A resposta do espelho

Notícias Magazine

Tomemos o seguinte em conta: se um estudante não terminar o teste dentro do horário destinado, a sua avaliação sofrerá com isso. O mesmo acontecerá com o desportista que tem um determinado número de minutos para vencer. Se o ultrapassar, não ganha.

Agora, tomemos o trabalho criativo: não adianta estabelecer horários rígidos, porque nunca se sabe quando aquela ideia poderá aparecer ou quando poderá ficar finalizada.

Ao avaliar a cultura de trabalho em Portugal, apercebemo-nos de um paradoxo que junta (o pior d’) os dois mundos: os múltiplos objectivos a cumprir dentro do menor tempo possível e a criatividade de muitas empresas no que toca à hora de saída do trabalho.

Nunca se sabe quando poderá vir a «inspiração» e, para evitar que as ideias surjam a caminho de casa, nos tempos livres passados em família ou a sós, fora da empresa, algumas chefias acham por bem instituir uma regra tácita que é a de que quem fica depois da hora de saída é que é o trabalhador mais dedicado.

Algumas, não contentes com a liberdade de escolha do trabalhador em ficar para além do seu horário, estabelecem como regra, precisamente, o trabalho extraordinário. Claro que o que um dos lados tem de demonstrar como dedicação à empresa, o seu trabalho extraordinário, o outro lado não demonstra como gratidão ao trabalhador, a devida remuneração.

Ora num mercado laboral que avalie os trabalhadores como um teste avalia a capacidade de organização e produção de um aluno, o sair mais tarde seria considerado chumbo rotundo. Provaria que o trabalhador não conseguiu organizar o seu trabalho dentro das mais que suficientes horas de expediente e, fazendo- o repetidamente, mostraria uma falha que poderia ser também sua, mas sobretudo da chefia que, convencida de que os seres humanos têm o poder especial de trabalhar horas infindas sempre com o mesmo ritmo de produção e a mesma qualidade, insiste que a solução não é contratar mais uma pessoa para a equipa, mas antes sobrecarregar a equipa com trabalho.

Infelizmente, grande parte do emprego em Portugal não é de natureza criativa. E quando falo de trabalho criativo, não me refiro apenas ao trabalho artístico. Refiro-me também ao trabalho que teria lugar em tantas empresas, mas que não é valorizado porque a cultura laboral portuguesa não o valoriza. É aquele trabalho que se faz por se pensar de forma diferente, por não se estar preso a uma liderança hierarquizada e «senhor doutorizada», mas a uma liderança dinâmica e informal.

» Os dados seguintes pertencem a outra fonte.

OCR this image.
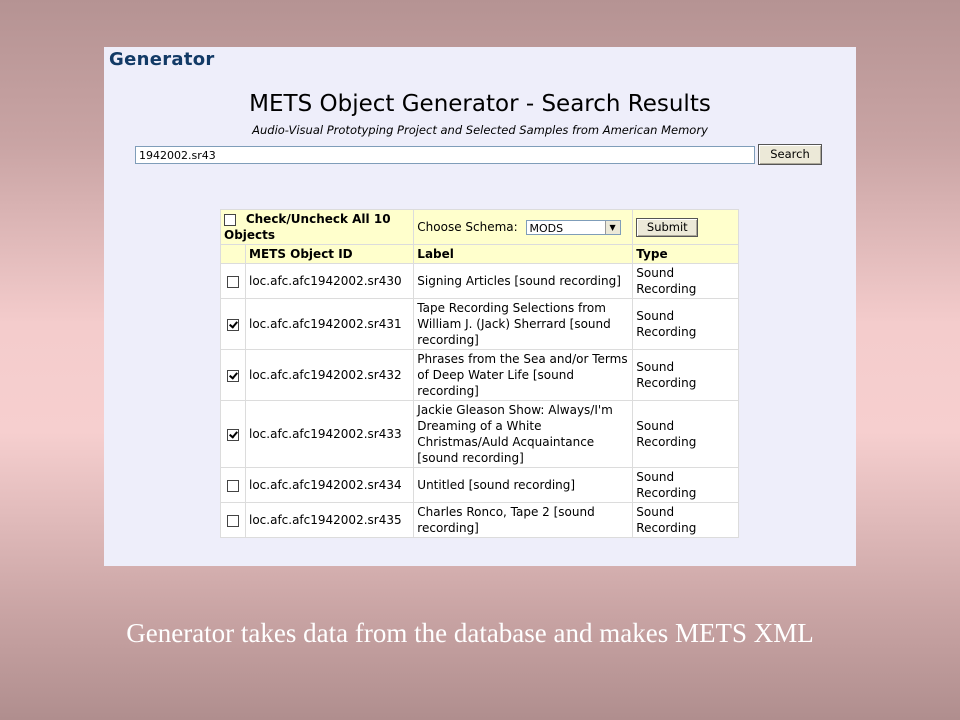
Generator
METS Object Generator - Search Results
Audio-Visual Prototyping Project and Selected Samples from American Memory
1942002.sr43
Search
Check/Uncheck All 10 Objects		Choose Schema: MODS ▼	Submit
	METS Object ID	Label	Type
	loc.afc.afc1942002.sr430	Signing Articles [sound recording]	Sound Recording
	loc.afc.afc1942002.sr431	Tape Recording Selections from William J. (Jack) Sherrard [sound recording]	Sound Recording
	loc.afc.afc1942002.sr432	Phrases from the Sea and/or Terms of Deep Water Life [sound recording]	Sound Recording
	loc.afc.afc1942002.sr433	Jackie Gleason Show: Always/I'm Dreaming of a White Christmas/Auld Acquaintance [sound recording]	Sound Recording
	loc.afc.afc1942002.sr434	Untitled [sound recording]	Sound Recording
	loc.afc.afc1942002.sr435	Charles Ronco, Tape 2 [sound recording]	Sound Recording
Generator takes data from the database and makes METS XML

Isso implicaria que os chefes deixariam de ser chefes e passariam a ser líderes, o que obriga a uma maior preparação e menor presunção. Implicaria ainda que cada um poderia gerir o horário de trabalho conforme o seu ritmo de produção o que, convenhamos, serve melhor os interesses de uma empresa do que cem trabalhadores cansados e desmotivados, presos a uma secretária dez horas por dia. Não será difícil imaginar que um trabalhador com tempo livre para usufruir da sua vida privada é um trabalhador infinitamente mais motivado. Mas parece que sim, tendo em conta a noção quase herética para muitas chefias de que um trabalhador com liberdade para fazer escolhas dentro da estrutura organizacional de uma empresa é um trabalhador mais produtivo, logo, uma mais-valia para a mesma empresa e não um alvo a abater.

De cada vez que coçarem a cabeça a perguntar a si mesmos que raio de milagre transforma os malandros dos trabalhadores tão indolentes no seu país em bons trabalhadores assim que saltam a fronteira, dêem uma olhadela ao espelho e perguntem-lhe assim: «Espelho meu, espelho meu, haverá no mundo melhor chefia do que eu?»